The 701st relocated to Fort Knox, for further training. The battalion received orders on 12/8/43 to relocate to Camp Bouse, the mysterious secret camp. The men were introduced to the Grant Tank, a WW I designed tank which now had a 13 million candlepower light, "The Gizmo" mounted in the turret. Thus began the canal defense light project training.
The 701st left Bouse for Camp Kilmer, N. J. on 3/27/44 and then onto England aboard the R. M. S. Mauretania. The BN arrived at Liverpool on 5/1/44 and trained at Puncheston, Wales.
The 701st landed on Utah Beach, Normandy, France on 8/24/44. Here, most of the CDL Grant Tanks were replaced by Sherman Tanks.
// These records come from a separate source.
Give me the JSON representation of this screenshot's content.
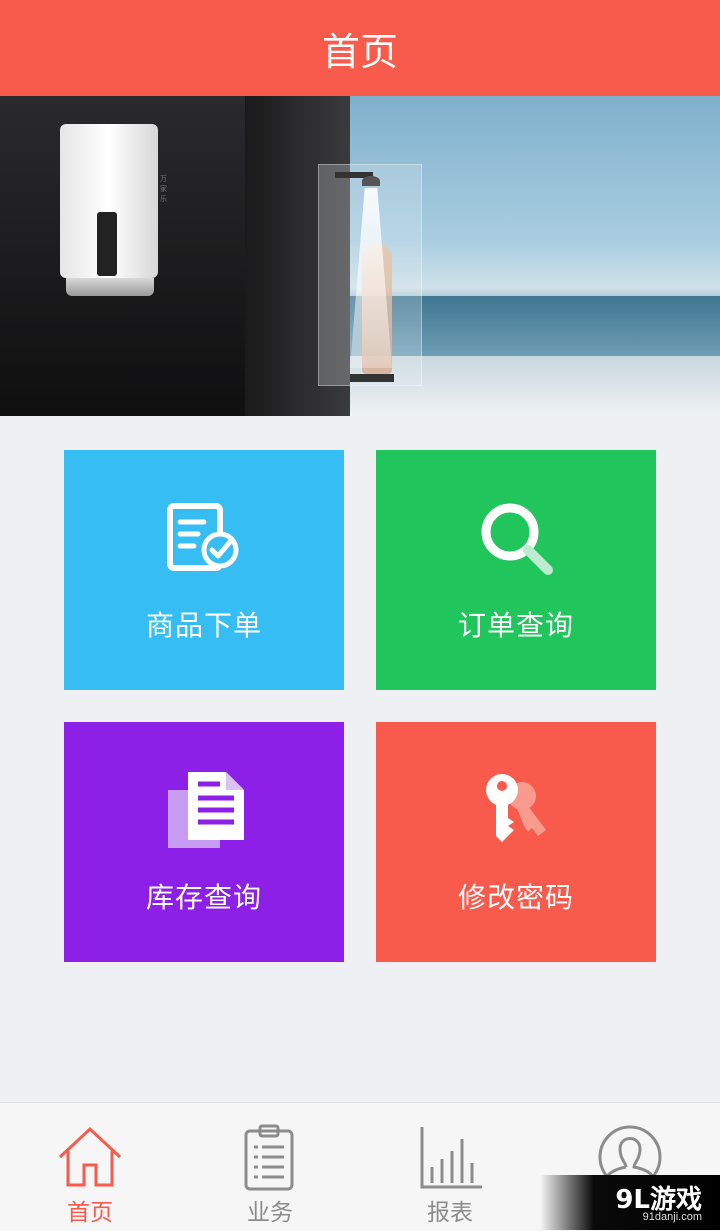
{
  "header": {
    "title": "首页"
  },
  "banner": {
    "heater_brand": "万家乐"
  },
  "tiles": [
    {
      "label": "商品下单",
      "icon": "checklist-icon",
      "color": "#35bdf4"
    },
    {
      "label": "订单查询",
      "icon": "search-icon",
      "color": "#20c55b"
    },
    {
      "label": "库存查询",
      "icon": "document-icon",
      "color": "#8d20e6"
    },
    {
      "label": "修改密码",
      "icon": "key-icon",
      "color": "#f85a4b"
    }
  ],
  "tabbar": {
    "active_color": "#f85a4b",
    "items": [
      {
        "label": "首页",
        "icon": "home-icon",
        "active": true
      },
      {
        "label": "业务",
        "icon": "clipboard-icon",
        "active": false
      },
      {
        "label": "报表",
        "icon": "bar-chart-icon",
        "active": false
      },
      {
        "label": "",
        "icon": "profile-icon",
        "active": false
      }
    ]
  },
  "watermark": {
    "main": "9L游戏",
    "sub": "91danji.com"
  }
}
The BN moved north through France and Belgium and on December 21st moved out from its positions at Heerlen, Holland and crossed the Siegfried Line into Germany at Uback. The 701st crossed the Roer River and saw its heaviest combat near Tetz, Hottorf, Viersen and Krefeld beginning on 2/25/45. The BN crossed the Rhine on 3/29/45 and pushed through Munster, Bunde and Bismark. At Gardelegen, the 701st uncovered an atrocity where 1016 prisoners of war and political prisoners had been murdered by the enemy. As the wars end neared, orders were received to halt forward movement, finding the BN on the banks of the Elbe River, 50 miles from Berlin, thus ending the fighting of 701st.
This monument is dedicated to all these young soldiers and officers who gave of themselves, and especially to those 48 members of the BN who lost their lives in battle for the freedom of mankind.